Les assemblées du clergé qui suivirent celle où se produisit la fameuse déclaration rentrèrent dans la ligne de prudence dont on s’était écarté par ce manifeste. Elles évitèrent de revenir sur une question brûlante. Tout en renchérissant de protestations de dévoûment envers le roi, elles tinrent à resserrer leur union spirituelle avec le saint-siège. La harangue que prononça à l’assemblée de 1690 l’archevêque de Paris est un curieux spécimen du langage qu’inspirait cette double préoccupation. De Harlay, qui prenait pour la septième fois la parole au nom de l’assemblée générale du clergé, ne trouva que des sujets de pompeux éloges dans tout ce qu’avait fait le monarque. A la fin de la même session, dans le discours de clôture où jadis on avait fait entendre des conseils sévères et des plaintes, l’évêque de Laon, J. d’Estrées, s’écriait : « Aujourd’hui, sire, que nous vivons sous un roi plus respectable par la supériorité de son génie que par la dignité et l’éclat qui environnent son auguste personne, qui, par la multiplicité des dons que Dieu a mis en lui a seul de quoi faire le bonheur de tous les ordres de son royaume, nous avons nous-mêmes appris à changer de langage.
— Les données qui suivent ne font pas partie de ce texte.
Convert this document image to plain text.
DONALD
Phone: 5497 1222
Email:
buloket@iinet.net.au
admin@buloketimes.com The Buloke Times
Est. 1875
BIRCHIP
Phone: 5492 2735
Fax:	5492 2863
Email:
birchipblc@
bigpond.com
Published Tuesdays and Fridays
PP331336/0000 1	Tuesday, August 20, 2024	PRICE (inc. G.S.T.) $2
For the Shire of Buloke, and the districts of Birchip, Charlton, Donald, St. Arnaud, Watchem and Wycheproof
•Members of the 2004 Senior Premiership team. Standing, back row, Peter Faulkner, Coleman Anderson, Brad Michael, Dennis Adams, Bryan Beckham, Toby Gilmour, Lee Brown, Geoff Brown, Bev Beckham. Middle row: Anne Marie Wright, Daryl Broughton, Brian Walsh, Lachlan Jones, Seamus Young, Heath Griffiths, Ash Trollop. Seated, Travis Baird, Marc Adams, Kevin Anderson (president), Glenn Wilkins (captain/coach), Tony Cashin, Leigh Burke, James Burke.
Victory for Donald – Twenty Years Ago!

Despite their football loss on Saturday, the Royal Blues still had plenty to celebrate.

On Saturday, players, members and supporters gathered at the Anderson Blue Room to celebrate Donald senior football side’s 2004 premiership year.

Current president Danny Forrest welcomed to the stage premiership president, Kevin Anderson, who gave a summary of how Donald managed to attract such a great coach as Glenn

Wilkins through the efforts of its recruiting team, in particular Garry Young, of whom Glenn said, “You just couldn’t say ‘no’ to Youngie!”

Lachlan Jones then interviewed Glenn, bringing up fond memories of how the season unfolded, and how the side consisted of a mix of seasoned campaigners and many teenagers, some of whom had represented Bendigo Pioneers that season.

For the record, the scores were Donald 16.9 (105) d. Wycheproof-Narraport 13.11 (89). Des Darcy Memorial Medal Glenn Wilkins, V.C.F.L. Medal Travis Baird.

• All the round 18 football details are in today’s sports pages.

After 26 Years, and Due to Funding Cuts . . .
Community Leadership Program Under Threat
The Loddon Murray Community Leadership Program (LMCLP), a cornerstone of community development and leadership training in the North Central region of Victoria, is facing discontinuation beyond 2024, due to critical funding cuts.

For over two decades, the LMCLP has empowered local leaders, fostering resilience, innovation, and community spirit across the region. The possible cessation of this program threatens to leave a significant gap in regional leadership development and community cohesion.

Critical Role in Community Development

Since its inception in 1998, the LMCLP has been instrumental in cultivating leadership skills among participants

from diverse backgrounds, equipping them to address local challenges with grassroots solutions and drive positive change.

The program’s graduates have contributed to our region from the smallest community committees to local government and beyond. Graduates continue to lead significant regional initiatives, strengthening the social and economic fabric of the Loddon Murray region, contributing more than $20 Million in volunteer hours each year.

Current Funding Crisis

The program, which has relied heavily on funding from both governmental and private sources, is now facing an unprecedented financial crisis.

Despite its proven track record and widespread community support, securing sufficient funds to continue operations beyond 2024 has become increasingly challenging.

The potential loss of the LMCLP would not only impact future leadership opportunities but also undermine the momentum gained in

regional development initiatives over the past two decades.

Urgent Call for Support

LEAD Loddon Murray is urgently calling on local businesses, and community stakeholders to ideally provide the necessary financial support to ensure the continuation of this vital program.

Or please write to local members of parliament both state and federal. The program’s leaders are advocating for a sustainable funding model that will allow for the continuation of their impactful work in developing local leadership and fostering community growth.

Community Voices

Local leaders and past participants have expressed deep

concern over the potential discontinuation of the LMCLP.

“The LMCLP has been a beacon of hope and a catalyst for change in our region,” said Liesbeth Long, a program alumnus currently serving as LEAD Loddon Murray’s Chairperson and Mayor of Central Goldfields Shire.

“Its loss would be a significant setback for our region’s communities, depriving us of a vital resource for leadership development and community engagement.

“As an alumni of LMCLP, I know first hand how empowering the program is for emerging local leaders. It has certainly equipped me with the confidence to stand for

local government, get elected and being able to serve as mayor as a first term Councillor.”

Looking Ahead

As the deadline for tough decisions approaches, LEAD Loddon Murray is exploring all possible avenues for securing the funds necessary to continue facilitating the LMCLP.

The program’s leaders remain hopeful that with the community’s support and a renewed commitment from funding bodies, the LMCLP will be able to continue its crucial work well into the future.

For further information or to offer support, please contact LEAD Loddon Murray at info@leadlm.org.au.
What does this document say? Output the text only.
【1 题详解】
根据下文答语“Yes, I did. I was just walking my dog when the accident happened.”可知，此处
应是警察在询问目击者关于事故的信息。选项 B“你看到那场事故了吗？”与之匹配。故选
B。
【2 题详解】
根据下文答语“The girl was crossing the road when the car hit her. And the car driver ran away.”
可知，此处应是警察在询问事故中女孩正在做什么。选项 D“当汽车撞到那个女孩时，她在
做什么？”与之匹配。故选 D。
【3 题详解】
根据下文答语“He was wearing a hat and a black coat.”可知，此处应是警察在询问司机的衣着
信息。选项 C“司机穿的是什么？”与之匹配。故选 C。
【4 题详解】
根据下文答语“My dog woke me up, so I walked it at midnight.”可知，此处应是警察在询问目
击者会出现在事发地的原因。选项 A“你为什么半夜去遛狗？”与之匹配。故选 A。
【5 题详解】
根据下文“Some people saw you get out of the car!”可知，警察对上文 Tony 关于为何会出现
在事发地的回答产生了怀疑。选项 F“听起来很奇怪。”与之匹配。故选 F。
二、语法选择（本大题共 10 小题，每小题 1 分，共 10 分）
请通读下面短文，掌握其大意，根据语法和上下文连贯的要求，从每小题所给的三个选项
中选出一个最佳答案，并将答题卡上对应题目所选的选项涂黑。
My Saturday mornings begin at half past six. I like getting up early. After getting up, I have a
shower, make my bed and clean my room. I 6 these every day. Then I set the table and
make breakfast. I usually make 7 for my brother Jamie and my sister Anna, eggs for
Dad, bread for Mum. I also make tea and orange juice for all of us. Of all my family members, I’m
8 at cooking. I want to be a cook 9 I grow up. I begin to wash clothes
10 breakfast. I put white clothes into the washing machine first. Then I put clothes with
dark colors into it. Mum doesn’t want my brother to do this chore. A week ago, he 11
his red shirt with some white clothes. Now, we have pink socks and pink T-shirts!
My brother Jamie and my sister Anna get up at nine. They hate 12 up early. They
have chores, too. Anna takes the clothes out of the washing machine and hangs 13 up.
Les actions de grâces prennent la place des remontrances, les justes éloges effacent pour jamais le nom de plaintes et une confiance sûre et tranquille nous décharge désormais du soin de faire des demandes et même de former des désirs. » Ces paroles dispensaient la compagnie de rien demander au roi. Il n’était plus question, comme on le voit, de doléances. Le clergé semblait n’avoir plus qu’à faire acte d’humilité et d’amour devant le souverain. Sans accepter envers le saint-père une si plate servitude, les assemblées se gardèrent d’en contrarier les décisions dogmatiques, et en ce qui regardait les doctrines théologiques, leurs décisions ne furent qu’une approbation des sentences du saint-siège. Ainsi en agirent-elles dans les affaires du molinisme et du jansénisme, pour la censure du livre des Maximes des saints de Fénelon. Dans l’interminable controverse soulevée par la bulle Unigenitus, leur condescendance pour le souverain pontife fut un témoignage plus manifeste de la déférence de l’épiscopat aux volontés d’un monarque devenu plus soumis au pape, en devenant plus dévot. Mais dans son acquiescement aux décisions de Rome, le clergé entendait toujours

  1. L’abbé de Saint-Aignan, qui avait défendu dans une thèse les quatre articles, finit par obtenir ses bulles comme évêque de Beauvais sans présenter de rétractation.